Guarda-chuva zero

Ficou a sensação de que um movimento inorgânico é o portador do protesto de agentes e militares da PSP e GNR. Convem não torná-lo a sua marca branca.

Da manifestação da tarde desta quinta-feira, em Lisboa, dos sindicatos da polícia e da associação de profissionais da GNR há que retirar conclusões. Com sinal de urgência e inquietude.

Ao fim da tarde desfez-se o segredo de polichinelo, o mais recente tabu da vida política portuguesa, da ligação de André Ventura a sectores das forças de segurança descontentes. Ventura fez o seu primeiro comício a céu aberto em São Bento, com o à vontade de quem falava aos seus. Deu a casa, o largo fronteiro ao Parlamento, e recebeu o seu primeiro banho de multidão.

A estreia em palco de camião embaraçou os convocantes do desfile e põe em causa o movimento ao conferir-lhe uma identidade com o deputado único. Quando o ponto de partida, duas horas antes no Marquês de Pombal, era o de em gritos e cartazes sensibilizar a cidadania para a imensa panóplia de problemas das forças de segurança.

O objectivo era juntar todos, não só os agentes ao som da “polícia unida, jamais será vencida”, mas despertar os cidadãos para factos e condições, abusos e limitações, anacronismos e dependências com que desempenham a sua acção.

Afinal, a palavra “respeito” pintada em letras garrafais nas tarjas e exigida ao poder político, acabou por ser substituída pelo apelido Ventura entoado a compasso de meeting político. Sindicatos e associação têm de meditar no que aconteceu.

Tanto mais que, como convocantes, se dissolveram na facilidade e mestria das palavras de ordem do Movimento Zero. Os gritos de zero, as t-shirts de zero e o zero desenhado pelos dedos com interessada exploração de extrema-direita ou a mais genuína ignorância, confirmaram o que se temia. Que sindicatos e associações são apenas tolerados por um movimento inorgânico, sem líderes aparentes e reconhecíveis, que comunica na irresponsabilidade das redes sociais.

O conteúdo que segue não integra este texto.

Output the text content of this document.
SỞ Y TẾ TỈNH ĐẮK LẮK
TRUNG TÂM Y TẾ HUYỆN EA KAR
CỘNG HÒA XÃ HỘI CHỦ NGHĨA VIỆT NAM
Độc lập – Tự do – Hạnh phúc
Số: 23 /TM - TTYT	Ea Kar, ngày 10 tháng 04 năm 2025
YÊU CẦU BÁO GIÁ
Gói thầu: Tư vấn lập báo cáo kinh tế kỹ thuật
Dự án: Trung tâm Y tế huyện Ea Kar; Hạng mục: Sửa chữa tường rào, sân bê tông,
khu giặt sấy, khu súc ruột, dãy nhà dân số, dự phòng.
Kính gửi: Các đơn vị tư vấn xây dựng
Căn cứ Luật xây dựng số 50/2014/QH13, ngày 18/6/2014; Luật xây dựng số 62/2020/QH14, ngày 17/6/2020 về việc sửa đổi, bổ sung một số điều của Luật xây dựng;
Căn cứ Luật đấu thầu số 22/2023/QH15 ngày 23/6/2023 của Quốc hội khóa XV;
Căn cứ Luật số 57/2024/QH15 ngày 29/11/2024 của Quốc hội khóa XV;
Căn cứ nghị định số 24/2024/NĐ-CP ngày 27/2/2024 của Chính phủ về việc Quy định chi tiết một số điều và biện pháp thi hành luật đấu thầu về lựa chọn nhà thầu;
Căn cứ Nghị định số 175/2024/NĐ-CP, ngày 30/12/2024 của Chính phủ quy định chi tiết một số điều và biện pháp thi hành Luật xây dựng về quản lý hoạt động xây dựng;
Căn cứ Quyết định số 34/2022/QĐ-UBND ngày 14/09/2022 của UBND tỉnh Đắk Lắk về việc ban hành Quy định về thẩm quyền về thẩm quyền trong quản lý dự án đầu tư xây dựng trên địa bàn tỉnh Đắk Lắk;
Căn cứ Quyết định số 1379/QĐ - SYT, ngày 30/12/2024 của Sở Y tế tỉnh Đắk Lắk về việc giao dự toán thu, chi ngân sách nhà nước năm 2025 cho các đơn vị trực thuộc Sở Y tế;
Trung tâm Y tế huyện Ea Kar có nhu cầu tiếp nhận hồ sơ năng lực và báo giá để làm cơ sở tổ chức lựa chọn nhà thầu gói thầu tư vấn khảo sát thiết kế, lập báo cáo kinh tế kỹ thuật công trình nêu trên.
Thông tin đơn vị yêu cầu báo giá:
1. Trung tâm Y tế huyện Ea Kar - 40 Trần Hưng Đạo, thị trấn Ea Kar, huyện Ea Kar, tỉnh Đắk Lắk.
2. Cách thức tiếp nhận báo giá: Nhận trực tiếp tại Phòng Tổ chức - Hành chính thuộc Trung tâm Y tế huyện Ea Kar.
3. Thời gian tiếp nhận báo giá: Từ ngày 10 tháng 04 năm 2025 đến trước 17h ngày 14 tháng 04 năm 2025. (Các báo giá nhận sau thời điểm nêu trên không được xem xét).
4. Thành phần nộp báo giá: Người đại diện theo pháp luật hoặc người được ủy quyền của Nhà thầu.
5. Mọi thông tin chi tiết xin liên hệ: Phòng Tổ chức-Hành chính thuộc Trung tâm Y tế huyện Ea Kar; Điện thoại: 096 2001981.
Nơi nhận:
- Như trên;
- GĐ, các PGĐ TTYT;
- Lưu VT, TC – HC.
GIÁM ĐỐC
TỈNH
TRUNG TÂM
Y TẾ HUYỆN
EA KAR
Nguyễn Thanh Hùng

Noutros tempos, dir-se-ia que o movimento representativo, porque submetido ao sufrágio da escolha, ao crivo de um programa e à coerência de uma acção fora companheiro de estrada de outra entidade. Superior, disfarçada e manipuladora. Depois desta quinta-feira, corre o risco de ser encarado como tonto útil.

Quando, finalmente, força o Governo à negociação e ganha corpo na afirmação da sua identidade, aparece o sobressalto de um sequestro por uma força anónima que pode deitar tudo a perder. Anunciar nova manifestação a 21 de Janeiro quando há escassos dias foi avançado pelo Governo um horizonte negocial no final de primeiro trimestre e no fim do primeiro semestre de 2020, só pode ser arma de pressão.

A ser utilizada com cuidado, para evitar mais desencantos, novas frustrações e atiçar mais revoltas. Era municiar os inorgânicos com mais desalento e raiva. E abrir a via de escape para o Governo se desentender da negociação.

Do desfile desta quinta-feira em Lisboa ficou a sensação de que um movimento inorgânico é o guarda-chuva do legítimo protesto dos agentes e militares das forças de segurança. Convém não torná-lo na sua marca branca.